A Second-Order Finite Volume Discretization of the Time-Dependent Transport Equation on Arbitrary Quadrilaterals in R-Z Geometry

Abstract

A second order, semi-implicit numerical method for solving the multigroup nonstationary transport equation and corresponding code is developed in two-dimensional R-Z geometry. Finite difference meshes are formed by arbitrary convex quadrangles. The conservative finite difference scheme is derived by the integro-interpolation method. The balance equation is augmented by linear approximations. The proposed additional relationships provide the second order of approximation at any side-visible cases using a corresponding choice of the weights of scheme. The number of additional relationships in spatial variables, as well as their form, depends on how many visible sides are under consideration.
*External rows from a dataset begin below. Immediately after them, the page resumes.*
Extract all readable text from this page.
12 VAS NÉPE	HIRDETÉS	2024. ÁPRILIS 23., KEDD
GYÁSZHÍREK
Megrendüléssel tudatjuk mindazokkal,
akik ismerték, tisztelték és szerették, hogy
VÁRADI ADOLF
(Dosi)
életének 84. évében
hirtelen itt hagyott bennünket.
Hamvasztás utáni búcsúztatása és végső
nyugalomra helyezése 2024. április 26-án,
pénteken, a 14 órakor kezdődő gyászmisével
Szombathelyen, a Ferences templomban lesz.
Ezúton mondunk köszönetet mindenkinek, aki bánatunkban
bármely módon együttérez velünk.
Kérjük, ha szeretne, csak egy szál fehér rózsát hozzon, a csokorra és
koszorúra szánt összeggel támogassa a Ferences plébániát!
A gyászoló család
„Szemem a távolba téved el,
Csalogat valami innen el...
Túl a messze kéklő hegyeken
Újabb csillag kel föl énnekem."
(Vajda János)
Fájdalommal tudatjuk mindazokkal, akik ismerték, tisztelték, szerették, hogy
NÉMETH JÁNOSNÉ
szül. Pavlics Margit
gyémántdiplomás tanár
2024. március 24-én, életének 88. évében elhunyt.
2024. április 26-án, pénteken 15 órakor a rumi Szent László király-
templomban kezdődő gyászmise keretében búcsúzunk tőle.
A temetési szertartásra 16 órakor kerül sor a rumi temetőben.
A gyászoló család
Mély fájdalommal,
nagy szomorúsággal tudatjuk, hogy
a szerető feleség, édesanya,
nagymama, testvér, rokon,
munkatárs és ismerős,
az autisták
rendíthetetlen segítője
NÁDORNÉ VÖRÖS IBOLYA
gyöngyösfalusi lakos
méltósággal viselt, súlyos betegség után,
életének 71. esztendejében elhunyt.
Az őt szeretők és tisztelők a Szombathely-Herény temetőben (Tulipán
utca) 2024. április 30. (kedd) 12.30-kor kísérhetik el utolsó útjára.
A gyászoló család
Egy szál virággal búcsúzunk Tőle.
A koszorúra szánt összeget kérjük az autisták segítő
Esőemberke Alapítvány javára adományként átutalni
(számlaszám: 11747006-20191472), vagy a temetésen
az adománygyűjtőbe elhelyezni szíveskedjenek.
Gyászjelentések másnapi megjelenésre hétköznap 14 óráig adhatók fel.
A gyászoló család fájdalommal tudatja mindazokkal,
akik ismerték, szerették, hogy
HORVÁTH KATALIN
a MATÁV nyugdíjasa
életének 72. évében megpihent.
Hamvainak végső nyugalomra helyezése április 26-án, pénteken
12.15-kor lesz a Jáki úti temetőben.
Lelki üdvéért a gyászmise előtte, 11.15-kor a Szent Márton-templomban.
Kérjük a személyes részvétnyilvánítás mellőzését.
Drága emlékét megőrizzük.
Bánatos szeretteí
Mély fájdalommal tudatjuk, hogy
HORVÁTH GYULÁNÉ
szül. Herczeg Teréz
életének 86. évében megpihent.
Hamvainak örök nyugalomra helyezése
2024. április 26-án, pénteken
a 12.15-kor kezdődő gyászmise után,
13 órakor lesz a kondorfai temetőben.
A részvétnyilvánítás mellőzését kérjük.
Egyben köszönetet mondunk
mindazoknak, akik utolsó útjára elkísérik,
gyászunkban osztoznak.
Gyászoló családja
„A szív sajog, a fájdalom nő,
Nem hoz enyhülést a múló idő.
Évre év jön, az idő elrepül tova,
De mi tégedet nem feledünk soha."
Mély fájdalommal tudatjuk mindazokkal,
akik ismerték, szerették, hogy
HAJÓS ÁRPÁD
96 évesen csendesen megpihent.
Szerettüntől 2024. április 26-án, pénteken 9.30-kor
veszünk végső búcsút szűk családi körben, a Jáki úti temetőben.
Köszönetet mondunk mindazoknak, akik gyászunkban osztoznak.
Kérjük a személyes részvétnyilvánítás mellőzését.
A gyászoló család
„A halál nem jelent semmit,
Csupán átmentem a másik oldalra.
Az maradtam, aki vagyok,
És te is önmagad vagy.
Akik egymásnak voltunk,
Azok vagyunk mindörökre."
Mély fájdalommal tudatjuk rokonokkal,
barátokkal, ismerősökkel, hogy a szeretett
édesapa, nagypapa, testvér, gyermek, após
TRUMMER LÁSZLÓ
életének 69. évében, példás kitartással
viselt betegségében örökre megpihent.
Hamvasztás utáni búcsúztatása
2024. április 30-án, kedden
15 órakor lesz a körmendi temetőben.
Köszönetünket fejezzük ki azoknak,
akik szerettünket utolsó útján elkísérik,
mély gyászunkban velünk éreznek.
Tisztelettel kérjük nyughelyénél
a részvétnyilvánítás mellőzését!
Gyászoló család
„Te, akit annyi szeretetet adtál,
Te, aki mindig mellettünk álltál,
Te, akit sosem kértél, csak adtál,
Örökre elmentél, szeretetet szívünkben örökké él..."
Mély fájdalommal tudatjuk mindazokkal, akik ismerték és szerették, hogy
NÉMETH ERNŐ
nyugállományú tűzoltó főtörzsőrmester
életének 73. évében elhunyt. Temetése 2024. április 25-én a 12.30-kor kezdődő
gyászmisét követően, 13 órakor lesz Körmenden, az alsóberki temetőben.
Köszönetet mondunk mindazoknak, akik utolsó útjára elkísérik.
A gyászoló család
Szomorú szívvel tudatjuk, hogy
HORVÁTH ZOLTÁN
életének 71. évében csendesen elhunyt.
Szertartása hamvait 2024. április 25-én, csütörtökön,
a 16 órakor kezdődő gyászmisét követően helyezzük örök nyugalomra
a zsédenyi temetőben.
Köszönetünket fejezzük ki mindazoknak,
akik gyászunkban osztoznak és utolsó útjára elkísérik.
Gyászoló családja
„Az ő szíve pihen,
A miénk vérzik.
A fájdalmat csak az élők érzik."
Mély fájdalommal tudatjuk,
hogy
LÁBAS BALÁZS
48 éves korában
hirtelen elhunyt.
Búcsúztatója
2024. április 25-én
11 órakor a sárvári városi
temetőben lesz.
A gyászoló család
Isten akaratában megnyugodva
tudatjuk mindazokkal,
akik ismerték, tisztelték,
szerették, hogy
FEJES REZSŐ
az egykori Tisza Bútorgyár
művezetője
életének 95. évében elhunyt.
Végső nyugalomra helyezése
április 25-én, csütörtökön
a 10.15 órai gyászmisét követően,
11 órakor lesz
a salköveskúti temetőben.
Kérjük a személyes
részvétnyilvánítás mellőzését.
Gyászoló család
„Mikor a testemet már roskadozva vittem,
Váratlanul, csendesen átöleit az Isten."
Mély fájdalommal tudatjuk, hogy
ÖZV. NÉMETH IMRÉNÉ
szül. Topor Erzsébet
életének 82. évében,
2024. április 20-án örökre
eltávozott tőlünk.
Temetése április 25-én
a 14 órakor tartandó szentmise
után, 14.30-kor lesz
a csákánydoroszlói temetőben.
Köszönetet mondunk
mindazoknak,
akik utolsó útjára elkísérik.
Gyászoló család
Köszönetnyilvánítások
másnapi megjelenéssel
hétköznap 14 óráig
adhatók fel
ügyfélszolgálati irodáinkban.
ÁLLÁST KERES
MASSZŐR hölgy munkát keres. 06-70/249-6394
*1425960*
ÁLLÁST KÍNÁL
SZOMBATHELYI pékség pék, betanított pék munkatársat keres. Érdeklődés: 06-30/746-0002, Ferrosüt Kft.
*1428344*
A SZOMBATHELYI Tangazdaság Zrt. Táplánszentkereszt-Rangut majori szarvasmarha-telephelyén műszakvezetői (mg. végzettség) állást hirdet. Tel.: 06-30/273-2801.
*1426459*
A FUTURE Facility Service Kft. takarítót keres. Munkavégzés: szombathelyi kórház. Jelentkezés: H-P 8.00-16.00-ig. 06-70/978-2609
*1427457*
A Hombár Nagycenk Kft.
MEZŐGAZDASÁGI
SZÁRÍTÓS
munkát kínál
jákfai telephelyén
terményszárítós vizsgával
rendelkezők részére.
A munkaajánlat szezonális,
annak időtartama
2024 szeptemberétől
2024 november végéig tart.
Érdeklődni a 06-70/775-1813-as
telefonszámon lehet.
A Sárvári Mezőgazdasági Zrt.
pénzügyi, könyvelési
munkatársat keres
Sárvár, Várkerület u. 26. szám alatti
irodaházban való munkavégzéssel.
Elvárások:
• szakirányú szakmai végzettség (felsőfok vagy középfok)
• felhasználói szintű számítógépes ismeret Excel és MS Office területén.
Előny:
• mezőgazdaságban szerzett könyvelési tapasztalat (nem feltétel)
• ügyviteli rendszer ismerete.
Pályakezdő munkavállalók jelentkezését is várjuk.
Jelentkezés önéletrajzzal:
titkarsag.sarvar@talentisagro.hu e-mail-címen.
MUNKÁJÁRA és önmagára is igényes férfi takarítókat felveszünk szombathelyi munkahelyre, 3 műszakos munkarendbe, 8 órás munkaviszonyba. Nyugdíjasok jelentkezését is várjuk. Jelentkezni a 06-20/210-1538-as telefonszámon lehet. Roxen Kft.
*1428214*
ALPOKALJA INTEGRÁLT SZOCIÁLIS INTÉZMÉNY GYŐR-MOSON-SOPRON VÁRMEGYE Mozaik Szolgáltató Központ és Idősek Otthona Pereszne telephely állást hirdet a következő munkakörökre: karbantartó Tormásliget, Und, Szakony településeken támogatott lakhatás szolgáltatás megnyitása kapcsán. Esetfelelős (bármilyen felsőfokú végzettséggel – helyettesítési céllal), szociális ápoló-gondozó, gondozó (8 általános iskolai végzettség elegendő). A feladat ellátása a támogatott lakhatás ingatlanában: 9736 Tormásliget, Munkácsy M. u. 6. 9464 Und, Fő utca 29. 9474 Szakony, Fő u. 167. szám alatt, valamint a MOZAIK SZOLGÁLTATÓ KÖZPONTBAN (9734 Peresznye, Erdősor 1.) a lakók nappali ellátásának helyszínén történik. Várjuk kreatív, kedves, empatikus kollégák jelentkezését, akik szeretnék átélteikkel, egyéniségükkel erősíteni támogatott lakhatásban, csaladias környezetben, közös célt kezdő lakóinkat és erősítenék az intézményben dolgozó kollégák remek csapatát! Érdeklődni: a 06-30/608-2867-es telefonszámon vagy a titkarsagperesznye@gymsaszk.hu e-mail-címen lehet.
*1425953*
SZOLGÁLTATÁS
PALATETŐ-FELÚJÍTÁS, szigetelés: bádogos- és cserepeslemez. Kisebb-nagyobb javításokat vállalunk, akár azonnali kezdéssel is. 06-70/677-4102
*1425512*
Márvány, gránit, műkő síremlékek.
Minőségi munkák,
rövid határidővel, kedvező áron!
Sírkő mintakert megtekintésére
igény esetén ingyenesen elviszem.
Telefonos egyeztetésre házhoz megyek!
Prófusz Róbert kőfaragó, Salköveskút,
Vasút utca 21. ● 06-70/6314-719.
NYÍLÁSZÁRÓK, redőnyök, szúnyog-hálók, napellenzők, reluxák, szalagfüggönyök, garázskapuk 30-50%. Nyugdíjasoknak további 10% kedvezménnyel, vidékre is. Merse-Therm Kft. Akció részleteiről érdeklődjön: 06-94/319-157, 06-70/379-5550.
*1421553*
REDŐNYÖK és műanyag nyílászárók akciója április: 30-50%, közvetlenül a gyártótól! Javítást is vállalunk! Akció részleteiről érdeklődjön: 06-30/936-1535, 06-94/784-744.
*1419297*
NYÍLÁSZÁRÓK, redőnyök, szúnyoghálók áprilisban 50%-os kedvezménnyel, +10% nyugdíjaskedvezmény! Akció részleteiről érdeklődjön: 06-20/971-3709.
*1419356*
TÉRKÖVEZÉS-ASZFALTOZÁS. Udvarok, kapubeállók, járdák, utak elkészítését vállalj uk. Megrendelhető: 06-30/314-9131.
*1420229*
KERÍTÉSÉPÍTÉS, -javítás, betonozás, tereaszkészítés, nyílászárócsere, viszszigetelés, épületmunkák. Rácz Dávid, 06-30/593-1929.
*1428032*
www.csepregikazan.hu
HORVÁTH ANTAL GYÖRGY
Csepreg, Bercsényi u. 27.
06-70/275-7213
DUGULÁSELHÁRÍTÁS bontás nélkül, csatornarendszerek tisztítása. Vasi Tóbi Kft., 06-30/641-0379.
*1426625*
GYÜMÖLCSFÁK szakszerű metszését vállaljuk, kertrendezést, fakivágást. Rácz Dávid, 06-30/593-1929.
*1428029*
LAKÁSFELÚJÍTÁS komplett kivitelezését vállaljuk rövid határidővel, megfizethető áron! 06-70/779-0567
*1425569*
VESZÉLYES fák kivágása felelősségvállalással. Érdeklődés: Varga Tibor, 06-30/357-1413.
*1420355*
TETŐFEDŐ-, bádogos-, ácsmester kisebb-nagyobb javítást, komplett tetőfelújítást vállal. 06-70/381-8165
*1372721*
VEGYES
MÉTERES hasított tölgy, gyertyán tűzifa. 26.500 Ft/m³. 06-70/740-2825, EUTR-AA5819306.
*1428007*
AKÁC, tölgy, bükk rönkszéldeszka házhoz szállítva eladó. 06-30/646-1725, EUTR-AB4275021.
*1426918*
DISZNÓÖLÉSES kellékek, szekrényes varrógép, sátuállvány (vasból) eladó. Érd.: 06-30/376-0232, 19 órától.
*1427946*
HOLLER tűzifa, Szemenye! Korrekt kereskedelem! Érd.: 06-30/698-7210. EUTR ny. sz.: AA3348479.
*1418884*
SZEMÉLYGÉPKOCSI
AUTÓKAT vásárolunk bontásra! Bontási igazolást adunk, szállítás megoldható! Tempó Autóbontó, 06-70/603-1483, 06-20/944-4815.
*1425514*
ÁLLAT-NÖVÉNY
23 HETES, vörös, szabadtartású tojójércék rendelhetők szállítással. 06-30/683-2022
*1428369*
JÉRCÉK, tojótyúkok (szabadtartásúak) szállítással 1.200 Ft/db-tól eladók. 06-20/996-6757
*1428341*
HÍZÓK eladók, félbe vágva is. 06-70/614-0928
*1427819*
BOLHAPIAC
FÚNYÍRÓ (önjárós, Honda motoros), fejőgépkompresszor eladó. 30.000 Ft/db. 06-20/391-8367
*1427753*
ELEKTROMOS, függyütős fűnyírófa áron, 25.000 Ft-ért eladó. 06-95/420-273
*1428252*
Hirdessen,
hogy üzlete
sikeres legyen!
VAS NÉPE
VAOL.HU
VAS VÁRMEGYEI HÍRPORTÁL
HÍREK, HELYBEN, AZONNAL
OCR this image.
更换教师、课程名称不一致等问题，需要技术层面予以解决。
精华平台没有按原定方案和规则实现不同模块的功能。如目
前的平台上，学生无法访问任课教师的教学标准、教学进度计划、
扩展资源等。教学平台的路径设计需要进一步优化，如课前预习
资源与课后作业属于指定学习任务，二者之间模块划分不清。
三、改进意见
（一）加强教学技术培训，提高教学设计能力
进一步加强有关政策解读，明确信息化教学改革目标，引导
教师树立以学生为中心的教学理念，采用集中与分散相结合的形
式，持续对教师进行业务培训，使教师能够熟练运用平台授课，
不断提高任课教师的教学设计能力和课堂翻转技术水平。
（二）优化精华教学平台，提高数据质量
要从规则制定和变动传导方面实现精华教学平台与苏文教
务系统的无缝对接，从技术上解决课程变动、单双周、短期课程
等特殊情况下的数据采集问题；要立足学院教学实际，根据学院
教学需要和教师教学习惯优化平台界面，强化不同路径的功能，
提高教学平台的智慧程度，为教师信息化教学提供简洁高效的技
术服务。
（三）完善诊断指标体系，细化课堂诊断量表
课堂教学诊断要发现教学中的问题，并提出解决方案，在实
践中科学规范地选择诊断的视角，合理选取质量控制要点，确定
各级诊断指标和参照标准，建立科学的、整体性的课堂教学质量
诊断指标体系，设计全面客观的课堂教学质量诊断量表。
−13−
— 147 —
The additional relationships in time and angle variables are diamond-difference-like approximations relating the edge values to the cell-centered values.An analytical test problem is used to demonstrate the second order of spatial approximation of the proposed method. To test the algorithm for solving the stationary transport equation, we compare the numerical results, obtained by the developed technique, with the results produced by one-dimensional (1-D) codes such as KIN1D (The Keldysh Institute of Applied Mathematics, Russia) and ANISN (U.S.) by using spherical symmetrical 1-D problems. Special analytical benchmarks are developed to test the nonstationary technique. The tests have shown good agreement of the results.